ひなたぼっこ~先生の、隣~
雨音のせいで、車内に流れている音楽はかき消されてしまっている。
さっきまで、香奈や立川くんが先生と話していたから気にならなかったけど、この密室空間で沈黙はキツイ。
どうしよう、何か私も話さなきゃー・・・
シートベルトをギュッと握り締め話題を探していると、先生の手がポンっと頭を叩いた。
「?」
何事かと、運転席を見た。
「昼休み、ありがとな。ジャケット」
そう、前を向いたまま先生が言った。
「え・・・あ・・・」
あれ、先生寝てたんじゃー・・・
「¨無理しないでください¨か・・本当に、お前だけだよ。そうやって労わってうれるの」
「お・・起きてたんですか?」
「あぁ。
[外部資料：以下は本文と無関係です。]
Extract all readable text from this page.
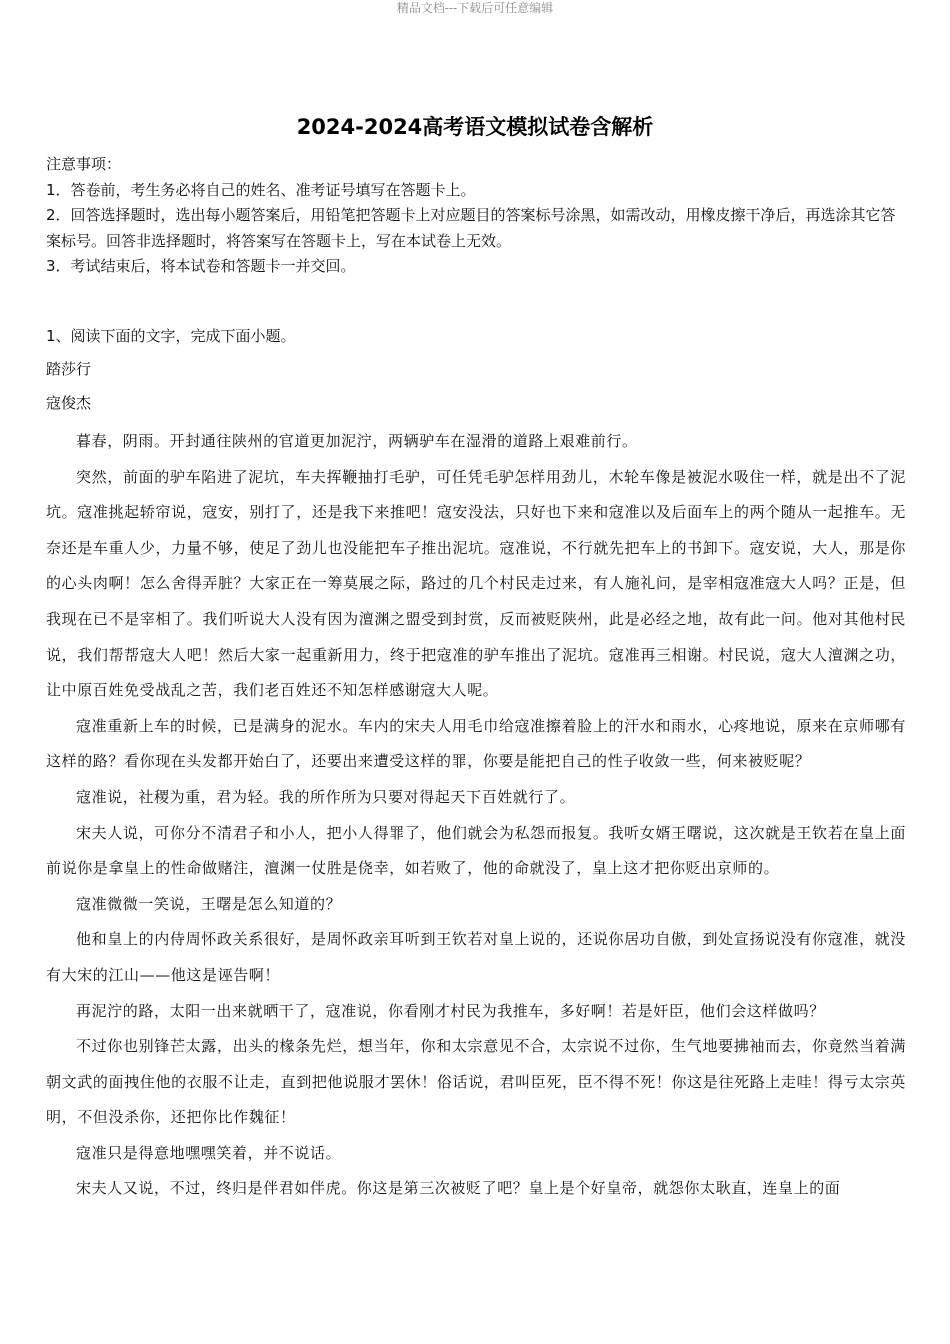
精品文档---下载后可任意编辑
2024-2024高考语文模拟试卷含解析

注意事项：

1．答卷前，考生务必将自己的姓名、准考证号填写在答题卡上。

2．回答选择题时，选出每小题答案后，用铅笔把答题卡上对应题目的答案标号涂黑，如需改动，用橡皮擦干净后，再选涂其它答案标号。回答非选择题时，将答案写在答题卡上，写在本试卷上无效。

3．考试结束后，将本试卷和答题卡一并交回。

1、阅读下面的文字，完成下面小题。
踏莎行
寇俊杰

暮春，阴雨。开封通往陕州的官道更加泥泞，两辆驴车在湿滑的道路上艰难前行。

突然，前面的驴车陷进了泥坑，车夫挥鞭抽打毛驴，可任凭毛驴怎样用劲儿，木轮车像是被泥水吸住一样，就是出不了泥坑。寇准挑起轿帘说，寇安，别打了，还是我下来推吧！寇安没法，只好也下来和寇准以及后面车上的两个随从一起推车。无奈还是车重人少，力量不够，使足了劲儿也没能把车子推出泥坑。寇准说，不行就先把车上的书卸下。寇安说，大人，那是你的心头肉啊！怎么舍得弄脏？大家正在一筹莫展之际，路过的几个村民走过来，有人施礼问，是宰相寇准寇大人吗？正是，但我现在已不是宰相了。我们听说大人没有因为澶渊之盟受到封赏，反而被贬陕州，此是必经之地，故有此一问。他对其他村民说，我们帮帮寇大人吧！然后大家一起重新用力，终于把寇准的驴车推出了泥坑。寇准再三相谢。村民说，寇大人澶渊之功，让中原百姓免受战乱之苦，我们老百姓还不知怎样感谢寇大人呢。

寇准重新上车的时候，已是满身的泥水。车内的宋夫人用毛巾给寇准擦着脸上的汗水和雨水，心疼地说，原来在京师哪有这样的路？看你现在头发都开始白了，还要出来遭受这样的罪，你要是能把自己的性子收敛一些，何来被贬呢？

寇准说，社稷为重，君为轻。我的所作所为只要对得起天下百姓就行了。

宋夫人说，可你分不清君子和小人，把小人得罪了，他们就会为私怨而报复。我听女婿王曙说，这次就是王钦若在皇上面前说你是拿皇上的性命做赌注，澶渊一仗胜是侥幸，如若败了，他的命就没了，皇上这才把你贬出京师的。

寇准微微一笑说，王曙是怎么知道的？

他和皇上的内侍周怀政关系很好，是周怀政亲耳听到王钦若对皇上说的，还说你居功自傲，到处宣扬说没有你寇准，就没有大宋的江山——他这是诬告啊！

再泥泞的路，太阳一出来就晒干了，寇准说，你看刚才村民为我推车，多好啊！若是奸臣，他们会这样做吗？

不过你也别锋芒太露，出头的椽条先烂，想当年，你和太宗意见不合，太宗说不过你，生气地要拂袖而去，你竟然当着满朝文武的面拽住他的衣服不让走，直到把他说服才罢休！俗话说，君叫臣死，臣不得不死！你这是往死路上走哇！得亏太宗英明，不但没杀你，还把你比作魏征！

寇准只是得意地嘿嘿笑着，并不说话。

宋夫人又说，不过，终归是伴君如伴虎。你这是第三次被贬了吧？皇上是个好皇帝，就怨你太耿直，连皇上的面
安川が騒がしかったから、タヌキ寝入り」
た・・タヌキ寝入りだったなんて!!
なんだか、急にはずかしくなってきた!!!!
黙ったまま俯いていると、先生の手が頭を撫でた。
「ありがとな」
優しい声で、先生がそう言った。
「・・・いえ」
どうしようー・・・
やっぱり、好きだよ・・・
「・・ふぁぁあ」
「!」
車が赤信号で停まったのと同時に、あくびをする声が聞こえた。
俯いていた顔を上げ運転席側に顔を向けると、目に涙が溜まっている姿の先生が目に入った。
「大丈夫ですか?」
「あ?あぁ、悪い。ちょっと最近、寝不足なんだ。電話がなぁ・・・」
「電話?」
「生徒から、しょっちゅう電話かかってくるんだよ。夜中でも平気で」
「夜中!?」
「あぁ。でも、まぁ・・問題起こされるよか、いいけどな」
「えー・・・」
生徒が先生の携帯番号を知ってるのは、初耳。